24. The Rajasthan High Court in the case of Mahendra Shah Vs. Baldev Singh(2011 SCC OnLine Raj 2775) under the erstwhile Workmen’s Compensation Act has taken a view that a person employed on daily basis would also be covered by definition of workman.

25. In view of above and for the reasons stated above, the appeal is allowed and the impugned order dated 9 May 2012 is quashed and set aside.
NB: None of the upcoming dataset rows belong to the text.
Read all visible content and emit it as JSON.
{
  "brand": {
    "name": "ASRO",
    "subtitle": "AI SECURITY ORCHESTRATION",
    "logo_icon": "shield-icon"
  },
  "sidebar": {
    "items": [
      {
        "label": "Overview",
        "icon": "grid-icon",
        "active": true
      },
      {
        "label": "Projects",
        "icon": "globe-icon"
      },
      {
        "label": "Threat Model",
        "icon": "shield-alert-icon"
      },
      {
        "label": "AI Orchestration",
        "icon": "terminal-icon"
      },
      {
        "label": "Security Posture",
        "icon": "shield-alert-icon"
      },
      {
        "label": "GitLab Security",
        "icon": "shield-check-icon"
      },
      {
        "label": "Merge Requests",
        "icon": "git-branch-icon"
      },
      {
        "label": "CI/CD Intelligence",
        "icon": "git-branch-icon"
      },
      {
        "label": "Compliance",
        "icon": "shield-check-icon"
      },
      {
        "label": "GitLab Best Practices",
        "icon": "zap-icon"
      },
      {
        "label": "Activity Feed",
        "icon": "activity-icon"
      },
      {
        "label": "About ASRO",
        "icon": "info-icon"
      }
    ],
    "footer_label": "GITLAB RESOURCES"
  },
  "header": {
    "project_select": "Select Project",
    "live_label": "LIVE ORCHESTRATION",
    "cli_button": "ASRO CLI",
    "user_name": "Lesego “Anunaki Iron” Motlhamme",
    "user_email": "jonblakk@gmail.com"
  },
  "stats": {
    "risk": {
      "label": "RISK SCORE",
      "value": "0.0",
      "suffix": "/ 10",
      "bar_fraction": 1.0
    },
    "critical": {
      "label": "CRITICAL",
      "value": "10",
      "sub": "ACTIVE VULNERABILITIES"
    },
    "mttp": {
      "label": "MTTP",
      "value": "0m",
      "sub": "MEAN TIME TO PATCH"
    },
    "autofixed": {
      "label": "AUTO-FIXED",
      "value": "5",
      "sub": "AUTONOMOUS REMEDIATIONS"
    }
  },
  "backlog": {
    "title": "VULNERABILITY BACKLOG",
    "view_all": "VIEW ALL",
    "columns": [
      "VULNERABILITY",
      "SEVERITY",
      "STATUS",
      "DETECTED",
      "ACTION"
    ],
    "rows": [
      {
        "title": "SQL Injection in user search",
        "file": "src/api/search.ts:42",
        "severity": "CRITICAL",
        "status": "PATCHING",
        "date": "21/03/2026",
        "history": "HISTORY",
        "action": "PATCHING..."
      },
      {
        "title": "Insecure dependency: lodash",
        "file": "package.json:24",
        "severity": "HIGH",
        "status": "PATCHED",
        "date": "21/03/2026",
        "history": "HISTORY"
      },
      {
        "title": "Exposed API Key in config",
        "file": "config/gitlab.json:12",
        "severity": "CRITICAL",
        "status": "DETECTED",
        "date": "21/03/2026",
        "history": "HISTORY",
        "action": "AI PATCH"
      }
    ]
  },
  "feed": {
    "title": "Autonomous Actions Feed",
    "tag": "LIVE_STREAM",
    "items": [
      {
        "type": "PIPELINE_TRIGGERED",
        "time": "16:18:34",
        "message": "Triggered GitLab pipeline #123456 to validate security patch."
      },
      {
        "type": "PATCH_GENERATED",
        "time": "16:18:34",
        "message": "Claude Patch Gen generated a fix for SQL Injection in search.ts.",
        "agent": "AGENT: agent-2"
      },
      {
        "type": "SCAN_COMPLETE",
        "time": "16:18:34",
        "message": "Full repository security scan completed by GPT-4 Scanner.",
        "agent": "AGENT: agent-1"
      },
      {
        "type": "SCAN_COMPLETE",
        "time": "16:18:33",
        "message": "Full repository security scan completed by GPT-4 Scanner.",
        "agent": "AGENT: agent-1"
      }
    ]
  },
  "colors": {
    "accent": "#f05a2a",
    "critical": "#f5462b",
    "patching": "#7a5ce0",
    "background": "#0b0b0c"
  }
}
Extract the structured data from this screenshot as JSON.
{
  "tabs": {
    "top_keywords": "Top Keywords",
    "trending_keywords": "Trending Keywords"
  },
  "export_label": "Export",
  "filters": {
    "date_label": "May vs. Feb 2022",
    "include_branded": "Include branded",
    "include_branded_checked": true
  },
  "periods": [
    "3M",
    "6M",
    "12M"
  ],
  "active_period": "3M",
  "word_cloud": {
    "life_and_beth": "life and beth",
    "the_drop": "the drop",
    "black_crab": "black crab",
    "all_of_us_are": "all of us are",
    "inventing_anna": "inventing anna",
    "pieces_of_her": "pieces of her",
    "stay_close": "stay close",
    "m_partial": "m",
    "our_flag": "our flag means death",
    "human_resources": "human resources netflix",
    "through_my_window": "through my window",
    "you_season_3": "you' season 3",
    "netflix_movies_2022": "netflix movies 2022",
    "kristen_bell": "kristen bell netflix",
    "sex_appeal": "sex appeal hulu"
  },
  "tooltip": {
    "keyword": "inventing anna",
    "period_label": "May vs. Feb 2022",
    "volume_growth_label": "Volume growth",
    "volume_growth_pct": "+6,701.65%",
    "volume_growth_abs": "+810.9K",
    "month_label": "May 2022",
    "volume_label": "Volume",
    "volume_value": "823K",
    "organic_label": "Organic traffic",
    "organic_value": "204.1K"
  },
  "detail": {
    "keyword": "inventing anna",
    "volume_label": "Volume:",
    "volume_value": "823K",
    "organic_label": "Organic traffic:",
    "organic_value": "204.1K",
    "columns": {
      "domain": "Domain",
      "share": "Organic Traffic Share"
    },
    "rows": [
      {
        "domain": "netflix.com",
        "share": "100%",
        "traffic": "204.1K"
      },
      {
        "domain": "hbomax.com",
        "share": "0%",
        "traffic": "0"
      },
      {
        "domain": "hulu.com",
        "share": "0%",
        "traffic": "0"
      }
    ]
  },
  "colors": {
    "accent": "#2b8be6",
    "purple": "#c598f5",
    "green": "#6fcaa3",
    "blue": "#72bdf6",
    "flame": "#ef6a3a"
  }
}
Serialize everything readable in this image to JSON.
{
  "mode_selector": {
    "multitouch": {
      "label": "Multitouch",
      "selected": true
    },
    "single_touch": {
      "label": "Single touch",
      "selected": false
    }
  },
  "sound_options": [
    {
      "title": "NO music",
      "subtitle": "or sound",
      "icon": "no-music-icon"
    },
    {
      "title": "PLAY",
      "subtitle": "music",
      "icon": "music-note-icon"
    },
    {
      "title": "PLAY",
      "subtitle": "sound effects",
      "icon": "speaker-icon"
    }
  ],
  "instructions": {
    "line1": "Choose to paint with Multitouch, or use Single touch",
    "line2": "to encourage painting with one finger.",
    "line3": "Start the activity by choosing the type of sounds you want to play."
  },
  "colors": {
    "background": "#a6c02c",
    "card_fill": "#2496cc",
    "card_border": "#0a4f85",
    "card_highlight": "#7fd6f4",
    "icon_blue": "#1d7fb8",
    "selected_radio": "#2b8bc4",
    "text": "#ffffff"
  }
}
It is clarified that this judgment is rendered in the peculiar facts of the present case.

26. Looking at the facts that the accident happened in 2009 and the first appeal is decided in 2026 i.e., almost after 16 years which has deprived the applicant of their legitimate dues, I deem fit to request the Labour Commissioner to calculate compensation within 8 weeks from the applicants making an application enclosing the present order so that applicants can receive the compensation at the earliest without any further delay.

27. The above order is dictated in the open Court and all the contentions raised by both the parties have been recorded.

28. The appeal is allowed in above terms.